Parking rates at the Hospital for SickKidsin Toronto:
- Monday to Friday 7 a.m. to 7 a.m. $5.00 per half hour to a maximum of $30.00.
- Saturday Sunday and Holidays $2.50 per half hour to a maximum of $7.00.
- Monday to Sunday 6 p.m. to 7 a.m. $2.50 per half hour to a maximum of $7.00
Please bring your parking ticket to the clinic or ward to have it stamped for discount.
- Monday to Friday 5:30 a.m. to 7 a.m. (the next day) $5.00 per half hour to a maximum of $16.00.
- Saturday Sunday and holidays $2.50 per half hour to a maximum of $7.00.
- Monday to Sunday 6 p.m. to 7 a.m. $2.50 per half hour to a maximum of $7.00.
Parent Monthly parking permits are available in the business office beside Shoppers Drug Mart at $155 per month or $100 for two weeks
It’s time hospitals abolished parking fees for the sake of their patients, according to the Canadian Medical Association Journal.
In an editorial, the respected publication states hospital parking amounts to nothing more than user fees and, subsequently, is an impediment to health care.
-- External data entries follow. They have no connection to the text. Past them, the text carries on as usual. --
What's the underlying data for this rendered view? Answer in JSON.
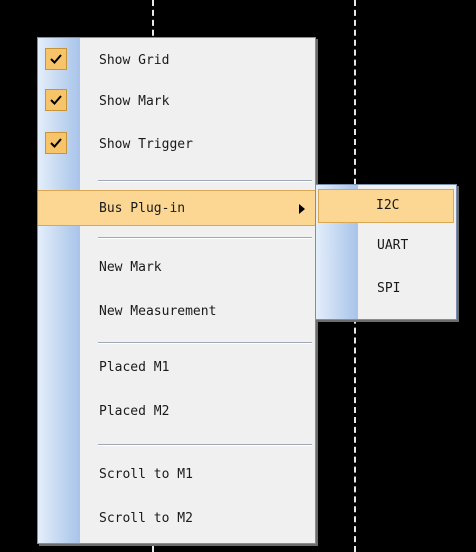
{
  "menu": {
    "items": [
      {
        "label": "Show Grid",
        "checked": true,
        "icon": "check-icon"
      },
      {
        "label": "Show Mark",
        "checked": true,
        "icon": "check-icon"
      },
      {
        "label": "Show Trigger",
        "checked": true,
        "icon": "check-icon"
      },
      {
        "label": "Bus Plug-in",
        "highlighted": true,
        "has_submenu": true,
        "icon": "chevron-right-icon"
      },
      {
        "label": "New Mark"
      },
      {
        "label": "New Measurement"
      },
      {
        "label": "Placed M1"
      },
      {
        "label": "Placed M2"
      },
      {
        "label": "Scroll to M1"
      },
      {
        "label": "Scroll to M2"
      }
    ]
  },
  "submenu": {
    "items": [
      {
        "label": "I2C",
        "highlighted": true
      },
      {
        "label": "UART"
      },
      {
        "label": "SPI"
      }
    ]
  },
  "colors": {
    "background": "#000000",
    "menu_background": "#f0f0f0",
    "highlight": "#fbd793",
    "check_box": "#f7c469",
    "gutter": "#b9d0ee",
    "grid_line": "#e8e8e8"
  }
}
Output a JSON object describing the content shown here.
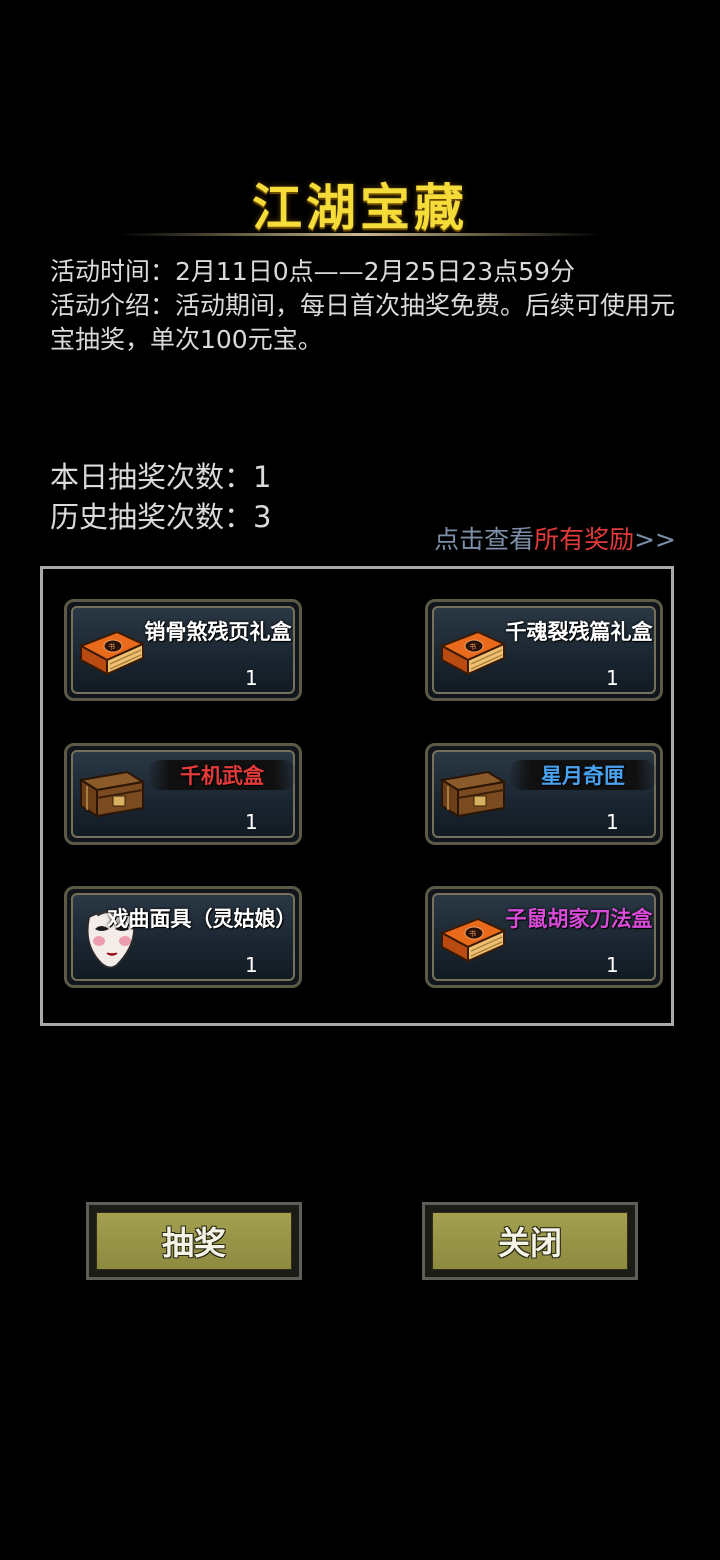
{
  "title": "江湖宝藏",
  "info": {
    "time": "活动时间：2月11日0点——2月25日23点59分",
    "desc": "活动介绍：活动期间，每日首次抽奖免费。后续可使用元宝抽奖，单次100元宝。"
  },
  "counts": {
    "today": "本日抽奖次数：1",
    "history": "历史抽奖次数：3"
  },
  "view_all": {
    "pre": "点击查看",
    "mid": "所有奖励",
    "post": ">>"
  },
  "rewards": [
    {
      "name": "销骨煞残页礼盒",
      "qty": "1",
      "icon": "book-box-icon",
      "name_color": "#ffffff"
    },
    {
      "name": "千魂裂残篇礼盒",
      "qty": "1",
      "icon": "book-box-icon",
      "name_color": "#ffffff"
    },
    {
      "name": "千机武盒",
      "qty": "1",
      "icon": "wooden-chest-icon",
      "name_color": "#e53a3a"
    },
    {
      "name": "星月奇匣",
      "qty": "1",
      "icon": "wooden-chest-icon",
      "name_color": "#4aa3f0"
    },
    {
      "name": "戏曲面具（灵姑娘）",
      "qty": "1",
      "icon": "opera-mask-icon",
      "name_color": "#ffffff"
    },
    {
      "name": "子鼠胡家刀法盒",
      "qty": "1",
      "icon": "book-box-icon",
      "name_color": "#d94bd9"
    }
  ],
  "buttons": {
    "draw": "抽奖",
    "close": "关闭"
  }
}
“Using revenue generated from such surrogate user fees for health care is against the health policy objective of the Canada Health Act and could become the subject of a legal challenge,” writes Dr. Rajendra Kale, CMAJ’s interim editor-in-chief.
The suggestion is bound to be popular with patients, but not so much with hospitals, who depend on parking revenue for additional income.
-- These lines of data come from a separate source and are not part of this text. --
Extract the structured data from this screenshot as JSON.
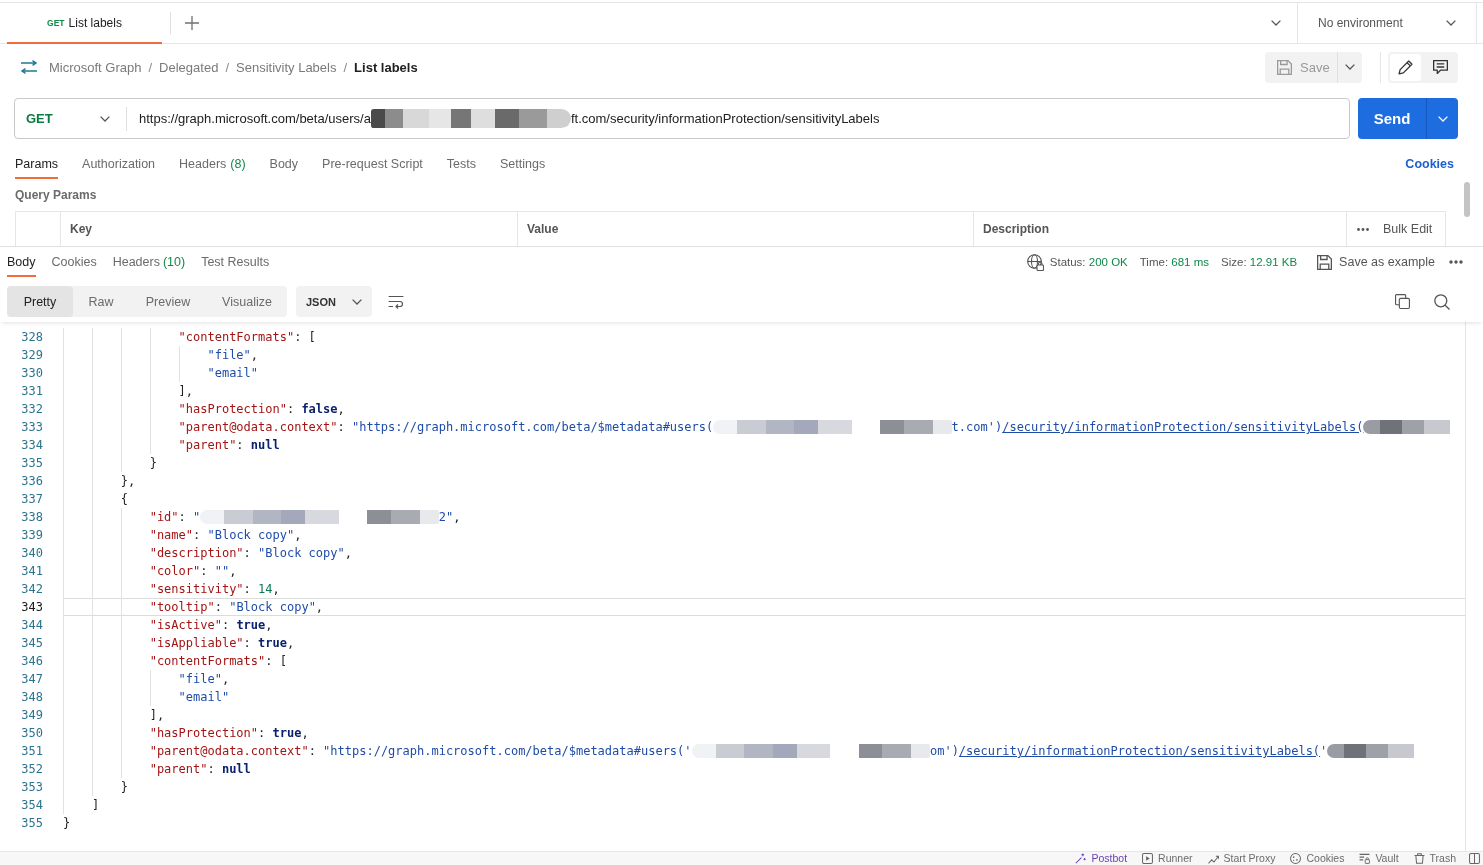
{
  "tabs": [
    {
      "method": "GET",
      "label": "List labels",
      "selected": true
    }
  ],
  "environment": {
    "label": "No environment"
  },
  "breadcrumb": [
    {
      "label": "Microsoft Graph",
      "separator": "/",
      "current": false
    },
    {
      "label": "Delegated",
      "separator": "/",
      "current": false
    },
    {
      "label": "Sensitivity Labels",
      "separator": "/",
      "current": false
    },
    {
      "label": "List labels",
      "current": true
    }
  ],
  "save": {
    "label": "Save",
    "disabled": true
  },
  "view_toggle": [
    {
      "kind": "edit",
      "selected": true
    },
    {
      "kind": "comments",
      "selected": false
    }
  ],
  "request": {
    "method": "GET",
    "url_start": "https://graph.microsoft.com/beta/users/a",
    "url_end": "ft.com/security/informationProtection/sensitivityLabels",
    "send": "Send"
  },
  "request_tabs": [
    {
      "label": "Params",
      "selected": true
    },
    {
      "label": "Authorization",
      "selected": false
    },
    {
      "label": "Headers",
      "count": "(8)",
      "selected": false
    },
    {
      "label": "Body",
      "selected": false
    },
    {
      "label": "Pre-request Script",
      "selected": false
    },
    {
      "label": "Tests",
      "selected": false
    },
    {
      "label": "Settings",
      "selected": false
    }
  ],
  "cookies_link": "Cookies",
  "query_params": {
    "title": "Query Params",
    "columns": [
      "Key",
      "Value",
      "Description"
    ],
    "bulk_edit": "Bulk Edit"
  },
  "response": {
    "tabs": [
      {
        "label": "Body",
        "selected": true
      },
      {
        "label": "Cookies",
        "selected": false
      },
      {
        "label": "Headers",
        "count": "(10)",
        "selected": false
      },
      {
        "label": "Test Results",
        "selected": false
      }
    ],
    "meta": [
      {
        "label": "Status:",
        "value": "200 OK"
      },
      {
        "label": "Time:",
        "value": "681 ms"
      },
      {
        "label": "Size:",
        "value": "12.91 KB"
      }
    ],
    "save_example": "Save as example",
    "view_modes": [
      {
        "label": "Pretty",
        "selected": true
      },
      {
        "label": "Raw",
        "selected": false
      },
      {
        "label": "Preview",
        "selected": false
      },
      {
        "label": "Visualize",
        "selected": false
      }
    ],
    "format": "JSON"
  },
  "code_lines": [
    {
      "number": "328",
      "selected": false,
      "tokens": [
        {
          "kind": "key",
          "text": "                \"contentFormats\""
        },
        {
          "kind": "punct",
          "text": ": ["
        }
      ]
    },
    {
      "number": "329",
      "selected": false,
      "tokens": [
        {
          "kind": "string",
          "text": "                    \"file\""
        },
        {
          "kind": "punct",
          "text": ","
        }
      ]
    },
    {
      "number": "330",
      "selected": false,
      "tokens": [
        {
          "kind": "string",
          "text": "                    \"email\""
        }
      ]
    },
    {
      "number": "331",
      "selected": false,
      "tokens": [
        {
          "kind": "punct",
          "text": "                ],"
        }
      ]
    },
    {
      "number": "332",
      "selected": false,
      "tokens": [
        {
          "kind": "key",
          "text": "                \"hasProtection\""
        },
        {
          "kind": "punct",
          "text": ": "
        },
        {
          "kind": "keyword",
          "text": "false"
        },
        {
          "kind": "punct",
          "text": ","
        }
      ]
    },
    {
      "number": "333",
      "selected": false,
      "tokens": [
        {
          "kind": "key",
          "text": "                \"parent@odata.context\""
        },
        {
          "kind": "punct",
          "text": ": "
        },
        {
          "kind": "string",
          "text": "\"https://graph.microsoft.com/beta/$metadata#users("
        },
        {
          "kind": "redacted"
        },
        {
          "kind": "string",
          "text": "t.com')"
        },
        {
          "kind": "link",
          "text": "/security/informationProtection/sensitivityLabels("
        },
        {
          "kind": "redacted"
        }
      ]
    },
    {
      "number": "334",
      "selected": false,
      "tokens": [
        {
          "kind": "key",
          "text": "                \"parent\""
        },
        {
          "kind": "punct",
          "text": ": "
        },
        {
          "kind": "keyword",
          "text": "null"
        }
      ]
    },
    {
      "number": "335",
      "selected": false,
      "tokens": [
        {
          "kind": "punct",
          "text": "            }"
        }
      ]
    },
    {
      "number": "336",
      "selected": false,
      "tokens": [
        {
          "kind": "punct",
          "text": "        },"
        }
      ]
    },
    {
      "number": "337",
      "selected": false,
      "tokens": [
        {
          "kind": "punct",
          "text": "        {"
        }
      ]
    },
    {
      "number": "338",
      "selected": false,
      "tokens": [
        {
          "kind": "key",
          "text": "            \"id\""
        },
        {
          "kind": "punct",
          "text": ": "
        },
        {
          "kind": "string",
          "text": "\""
        },
        {
          "kind": "redacted"
        },
        {
          "kind": "string",
          "text": "2\""
        },
        {
          "kind": "punct",
          "text": ","
        }
      ]
    },
    {
      "number": "339",
      "selected": false,
      "tokens": [
        {
          "kind": "key",
          "text": "            \"name\""
        },
        {
          "kind": "punct",
          "text": ": "
        },
        {
          "kind": "string",
          "text": "\"Block copy\""
        },
        {
          "kind": "punct",
          "text": ","
        }
      ]
    },
    {
      "number": "340",
      "selected": false,
      "tokens": [
        {
          "kind": "key",
          "text": "            \"description\""
        },
        {
          "kind": "punct",
          "text": ": "
        },
        {
          "kind": "string",
          "text": "\"Block copy\""
        },
        {
          "kind": "punct",
          "text": ","
        }
      ]
    },
    {
      "number": "341",
      "selected": false,
      "tokens": [
        {
          "kind": "key",
          "text": "            \"color\""
        },
        {
          "kind": "punct",
          "text": ": "
        },
        {
          "kind": "string",
          "text": "\"\""
        },
        {
          "kind": "punct",
          "text": ","
        }
      ]
    },
    {
      "number": "342",
      "selected": false,
      "tokens": [
        {
          "kind": "key",
          "text": "            \"sensitivity\""
        },
        {
          "kind": "punct",
          "text": ": "
        },
        {
          "kind": "number",
          "text": "14"
        },
        {
          "kind": "punct",
          "text": ","
        }
      ]
    },
    {
      "number": "343",
      "selected": true,
      "tokens": [
        {
          "kind": "key",
          "text": "            \"tooltip\""
        },
        {
          "kind": "punct",
          "text": ": "
        },
        {
          "kind": "string",
          "text": "\"Block copy\""
        },
        {
          "kind": "punct",
          "text": ","
        }
      ]
    },
    {
      "number": "344",
      "selected": false,
      "tokens": [
        {
          "kind": "key",
          "text": "            \"isActive\""
        },
        {
          "kind": "punct",
          "text": ": "
        },
        {
          "kind": "keyword",
          "text": "true"
        },
        {
          "kind": "punct",
          "text": ","
        }
      ]
    },
    {
      "number": "345",
      "selected": false,
      "tokens": [
        {
          "kind": "key",
          "text": "            \"isAppliable\""
        },
        {
          "kind": "punct",
          "text": ": "
        },
        {
          "kind": "keyword",
          "text": "true"
        },
        {
          "kind": "punct",
          "text": ","
        }
      ]
    },
    {
      "number": "346",
      "selected": false,
      "tokens": [
        {
          "kind": "key",
          "text": "            \"contentFormats\""
        },
        {
          "kind": "punct",
          "text": ": ["
        }
      ]
    },
    {
      "number": "347",
      "selected": false,
      "tokens": [
        {
          "kind": "string",
          "text": "                \"file\""
        },
        {
          "kind": "punct",
          "text": ","
        }
      ]
    },
    {
      "number": "348",
      "selected": false,
      "tokens": [
        {
          "kind": "string",
          "text": "                \"email\""
        }
      ]
    },
    {
      "number": "349",
      "selected": false,
      "tokens": [
        {
          "kind": "punct",
          "text": "            ],"
        }
      ]
    },
    {
      "number": "350",
      "selected": false,
      "tokens": [
        {
          "kind": "key",
          "text": "            \"hasProtection\""
        },
        {
          "kind": "punct",
          "text": ": "
        },
        {
          "kind": "keyword",
          "text": "true"
        },
        {
          "kind": "punct",
          "text": ","
        }
      ]
    },
    {
      "number": "351",
      "selected": false,
      "tokens": [
        {
          "kind": "key",
          "text": "            \"parent@odata.context\""
        },
        {
          "kind": "punct",
          "text": ": "
        },
        {
          "kind": "string",
          "text": "\"https://graph.microsoft.com/beta/$metadata#users('"
        },
        {
          "kind": "redacted"
        },
        {
          "kind": "string",
          "text": "om')"
        },
        {
          "kind": "link",
          "text": "/security/informationProtection/sensitivityLabels("
        },
        {
          "kind": "string",
          "text": "'"
        },
        {
          "kind": "redacted"
        }
      ]
    },
    {
      "number": "352",
      "selected": false,
      "tokens": [
        {
          "kind": "key",
          "text": "            \"parent\""
        },
        {
          "kind": "punct",
          "text": ": "
        },
        {
          "kind": "keyword",
          "text": "null"
        }
      ]
    },
    {
      "number": "353",
      "selected": false,
      "tokens": [
        {
          "kind": "punct",
          "text": "        }"
        }
      ]
    },
    {
      "number": "354",
      "selected": false,
      "tokens": [
        {
          "kind": "punct",
          "text": "    ]"
        }
      ]
    },
    {
      "number": "355",
      "selected": false,
      "tokens": [
        {
          "kind": "punct",
          "text": "}"
        }
      ]
    }
  ],
  "status_bar": [
    {
      "kind": "postbot",
      "label": "Postbot"
    },
    {
      "kind": "runner",
      "label": "Runner"
    },
    {
      "kind": "proxy",
      "label": "Start Proxy"
    },
    {
      "kind": "cookies",
      "label": "Cookies"
    },
    {
      "kind": "vault",
      "label": "Vault"
    },
    {
      "kind": "trash",
      "label": "Trash"
    }
  ]
}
“We think what they are recommending is absurd and totally unrealistic,” Tom Closson, chief executive officer of the Ontario Hospital Association (OHA), told the Toronto Star on Monday.
The editorial notes hospital parking fees were abolished in Scotland in 2008.
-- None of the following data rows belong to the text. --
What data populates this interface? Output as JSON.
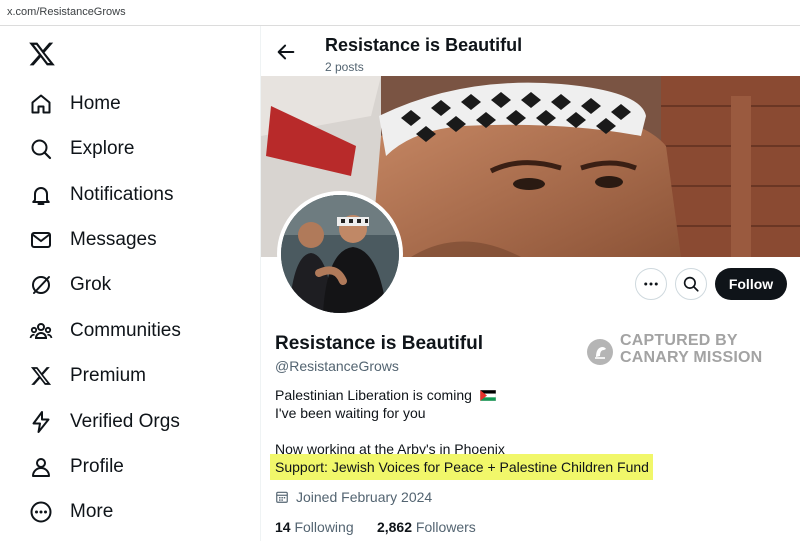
{
  "browser": {
    "url": "x.com/ResistanceGrows"
  },
  "sidebar": {
    "items": [
      {
        "label": "Home",
        "icon": "home-icon"
      },
      {
        "label": "Explore",
        "icon": "search-icon"
      },
      {
        "label": "Notifications",
        "icon": "bell-icon"
      },
      {
        "label": "Messages",
        "icon": "mail-icon"
      },
      {
        "label": "Grok",
        "icon": "grok-icon"
      },
      {
        "label": "Communities",
        "icon": "communities-icon"
      },
      {
        "label": "Premium",
        "icon": "x-logo-icon"
      },
      {
        "label": "Verified Orgs",
        "icon": "lightning-icon"
      },
      {
        "label": "Profile",
        "icon": "person-icon"
      },
      {
        "label": "More",
        "icon": "more-circle-icon"
      }
    ]
  },
  "header": {
    "title": "Resistance is Beautiful",
    "post_count": "2 posts"
  },
  "profile": {
    "name": "Resistance is Beautiful",
    "handle": "@ResistanceGrows",
    "bio_line1": "Palestinian Liberation is coming",
    "bio_line2": "I've been waiting for you",
    "bio_line3": "Now working at the Arby's in Phoenix",
    "bio_line4": "Support: Jewish Voices for Peace + Palestine Children Fund",
    "joined": "Joined February 2024",
    "following_count": "14",
    "following_label": "Following",
    "followers_count": "2,862",
    "followers_label": "Followers",
    "follow_button": "Follow"
  },
  "watermark": {
    "line1": "CAPTURED BY",
    "line2": "CANARY MISSION"
  },
  "colors": {
    "text": "#0f1419",
    "secondary": "#536471",
    "highlight": "#f1f76a",
    "watermark": "#a3a3a3"
  }
}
“It’s simply not fair to expect patients or visitors to have to pay when they come to hospital, when they may be suffering personal anxiety, stress or grief. Put bluntly, a car parking charge is often the last thing people need,” Nicola Sturgeon, Scottish Cabinet Secretary for Health, Wellbeing, said in a statement quoted by the editorial.
Kale argues that many Canadians have no option but to drive, given the size of the country and the fact specialists are often located in larger urban centres.
“Some patients (who have often waited several weeks to see a doctor) try to end a consultation abruptly when they realize that they will have to pay for an additional hour for parking,” Kale writes. “This is parking-centred health care, which is not compatible with patient-centred health care.”
“Little needs to be said about the plight of patients undergoing regular dialysis or chemotherapy who need to make an endless number of trips to the hospital. And what about parents who have to drive sick children to hospital?”
The CMAJ says the amount hospitals generate through parking fees is only a small amount of their overall budgets.
“Though hospitals rake in several million dollars from parking fees, the net revenue from parking is likely to be around 1 per cent of the total revenue,” states the editorial, which for example notes The Ottawa Hospital expects to bring in about $10.8 million out of a $1.16 billion revenue stream, excluding revenue from parking.
The OHA’s Closson said 1 per cent of revenue may not sound like a lot, but it represents $230 million a year across Ontario. “It’s quite a significant source of revenue,” he said.